Golf's fracture between the PGA Tour and Saudi-backed LIV Golf series is the talk of the US Open and Justin Thomas is saddened by what it could mean for the sport.
The fifth-ranked American star won his second major title at last month's PGA Championship and should be entering this week's showdown at The Country Club fretting more about thick rough and fast greens than money's impact on people and majors.
"I tossed and turned and lost a lot of sleep last week thinking about what could potentially happen," Thomas said Monday.
While the US PGA Tour has banned all players who join the LIV Golf series, the US Golf Association said it would not alter its qualifying to deny players like Phil Mickelson or Dustin Johnson because they took part in LIV's opening event last week in England.
But imagine future majors with several top contenders banned for playing on the rebel circuit or diminished Ryder Cup and Presidents Cup squads. Thomas does.
"Things like that could potentially get hurt because of some of the people that are leaving, and if more go, it's just sad," Thomas said. "It just makes me sad.
"I just want to play against the best in the world and try to win majors. With that being said, the best players in the world need to be here, but at the same time I don't necessarily want guys to be able to do both. It's a tough spot to be in."
Thomas has been a stalwart backing the PGA Tour even as such major winners as Mickelson, Johnson, Bryson DeChambeau and Patrick Reed have split for LIV Golf and record purses of $25 million.
"Everything has got a price, I guess," Thomas said.
England's 18th-ranked Matt Fitzpatrick, a winner at The Country Club in the 2013 US Amateur, will play in the same group as LIV's Johnson for the first two rounds, at the front lines of golf's hottest topic.
"It's obviously the talk of the tour at the minute. Everyone wants to know what's going on," Fitzpatrick said. "Things have been shaken up a little bit.
"Everyone was fed up with hearing about it and they were like, all right, just start already, and now they've started, everyone is like, oh, actually this is quite interesting.
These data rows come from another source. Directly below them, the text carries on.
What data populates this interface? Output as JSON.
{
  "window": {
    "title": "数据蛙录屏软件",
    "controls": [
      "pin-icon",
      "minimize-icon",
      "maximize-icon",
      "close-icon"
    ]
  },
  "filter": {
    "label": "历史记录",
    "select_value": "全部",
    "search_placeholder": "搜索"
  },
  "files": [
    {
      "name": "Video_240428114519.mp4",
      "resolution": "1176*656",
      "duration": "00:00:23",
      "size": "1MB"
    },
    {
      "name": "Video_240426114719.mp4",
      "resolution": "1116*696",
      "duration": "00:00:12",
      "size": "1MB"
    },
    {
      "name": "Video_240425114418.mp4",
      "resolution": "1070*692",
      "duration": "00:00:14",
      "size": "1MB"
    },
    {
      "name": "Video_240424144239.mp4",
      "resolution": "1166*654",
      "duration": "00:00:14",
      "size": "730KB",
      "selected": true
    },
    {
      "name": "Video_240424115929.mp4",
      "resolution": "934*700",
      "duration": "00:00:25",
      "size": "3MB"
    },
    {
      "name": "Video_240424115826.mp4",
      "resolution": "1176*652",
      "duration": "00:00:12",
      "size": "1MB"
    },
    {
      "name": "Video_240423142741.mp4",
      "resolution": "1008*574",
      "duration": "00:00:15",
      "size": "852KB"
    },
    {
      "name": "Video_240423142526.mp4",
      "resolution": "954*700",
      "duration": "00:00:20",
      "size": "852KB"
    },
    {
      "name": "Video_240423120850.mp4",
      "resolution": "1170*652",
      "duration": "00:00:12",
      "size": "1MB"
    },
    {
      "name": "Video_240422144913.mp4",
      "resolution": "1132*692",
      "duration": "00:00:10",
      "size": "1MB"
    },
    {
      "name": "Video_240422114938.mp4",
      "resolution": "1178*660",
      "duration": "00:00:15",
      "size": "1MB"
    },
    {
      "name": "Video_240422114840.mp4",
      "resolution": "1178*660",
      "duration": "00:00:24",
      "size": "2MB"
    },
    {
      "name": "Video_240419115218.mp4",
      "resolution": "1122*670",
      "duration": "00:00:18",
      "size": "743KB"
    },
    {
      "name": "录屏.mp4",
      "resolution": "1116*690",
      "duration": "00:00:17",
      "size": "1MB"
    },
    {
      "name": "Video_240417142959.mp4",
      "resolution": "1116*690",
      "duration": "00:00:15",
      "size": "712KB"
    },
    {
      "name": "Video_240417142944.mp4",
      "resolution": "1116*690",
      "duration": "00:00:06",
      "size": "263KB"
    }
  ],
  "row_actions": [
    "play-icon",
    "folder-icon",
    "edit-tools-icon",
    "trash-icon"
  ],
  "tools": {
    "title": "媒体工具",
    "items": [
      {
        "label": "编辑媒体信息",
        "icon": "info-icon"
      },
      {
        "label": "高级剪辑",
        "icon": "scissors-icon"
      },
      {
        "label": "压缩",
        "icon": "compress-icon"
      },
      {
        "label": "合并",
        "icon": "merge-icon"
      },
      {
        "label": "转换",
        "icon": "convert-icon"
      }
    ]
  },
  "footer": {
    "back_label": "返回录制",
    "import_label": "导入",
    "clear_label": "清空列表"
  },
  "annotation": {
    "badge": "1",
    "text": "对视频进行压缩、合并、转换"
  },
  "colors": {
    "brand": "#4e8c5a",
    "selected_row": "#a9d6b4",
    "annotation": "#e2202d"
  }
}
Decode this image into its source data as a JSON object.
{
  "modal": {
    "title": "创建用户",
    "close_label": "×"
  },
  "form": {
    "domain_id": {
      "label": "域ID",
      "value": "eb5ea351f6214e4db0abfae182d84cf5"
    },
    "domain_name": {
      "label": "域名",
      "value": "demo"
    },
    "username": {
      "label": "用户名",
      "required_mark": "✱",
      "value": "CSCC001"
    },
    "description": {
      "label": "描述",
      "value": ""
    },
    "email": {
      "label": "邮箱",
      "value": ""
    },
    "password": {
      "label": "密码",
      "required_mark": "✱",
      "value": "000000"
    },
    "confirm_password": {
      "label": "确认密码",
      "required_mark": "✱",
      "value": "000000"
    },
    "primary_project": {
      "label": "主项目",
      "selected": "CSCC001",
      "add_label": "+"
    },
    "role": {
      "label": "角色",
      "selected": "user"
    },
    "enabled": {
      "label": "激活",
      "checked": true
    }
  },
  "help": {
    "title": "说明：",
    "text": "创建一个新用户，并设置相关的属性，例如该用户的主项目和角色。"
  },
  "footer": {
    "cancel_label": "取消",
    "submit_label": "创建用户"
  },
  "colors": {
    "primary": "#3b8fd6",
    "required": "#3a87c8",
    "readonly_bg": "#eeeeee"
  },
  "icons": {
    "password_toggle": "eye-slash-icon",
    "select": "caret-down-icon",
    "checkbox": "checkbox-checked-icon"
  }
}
What's going to happen now? It has sort of kicked up a little bit more interest again, and we'll just see what happens."
Thomas says it's a slap in the face to the US Open, saying, "You can't go anywhere without somebody bringing it up. It's sad. This is the US Open and … that seems to be what all the questions are about.
"That's unfortunate. That's not right to the USGA. That's not right for the US Open. That's not right for us players. But that's, unfortunately, where we're at right now."
Mickelson and Thomas have played up respect when talking about golfers on the opposite tour.
"I respect if they disagree, but at this time this is the right decision," Mickelson said Monday. "It brings out a lot of strong emotions for a lot of people and I respect the way they may or may not feel."
Thomas wants to avoid personal rifts.
"You can disagree with the decision," he said. "But for people at home to say that Dustin Johnson is now a bad person, that's not fair. That's just not right."
Thomas marvels at the "astronomical money" LIV pays but basically argues money can't buy happiness.
"There's no amount of money that you could get that, if you don't love or enjoy what you're actually doing, you're still going to be miserable," he said.
"Although you might be miserable in a bigger house or a nicer car, that doesn't necessarily mean that your life is going to be any better."
Thomas fears that won't matter.
"It doesn't matter if you don't want to do it," he said. "There's going to be some kind of number that's going to get people to think about it, and they're reaching that number with a lot of people."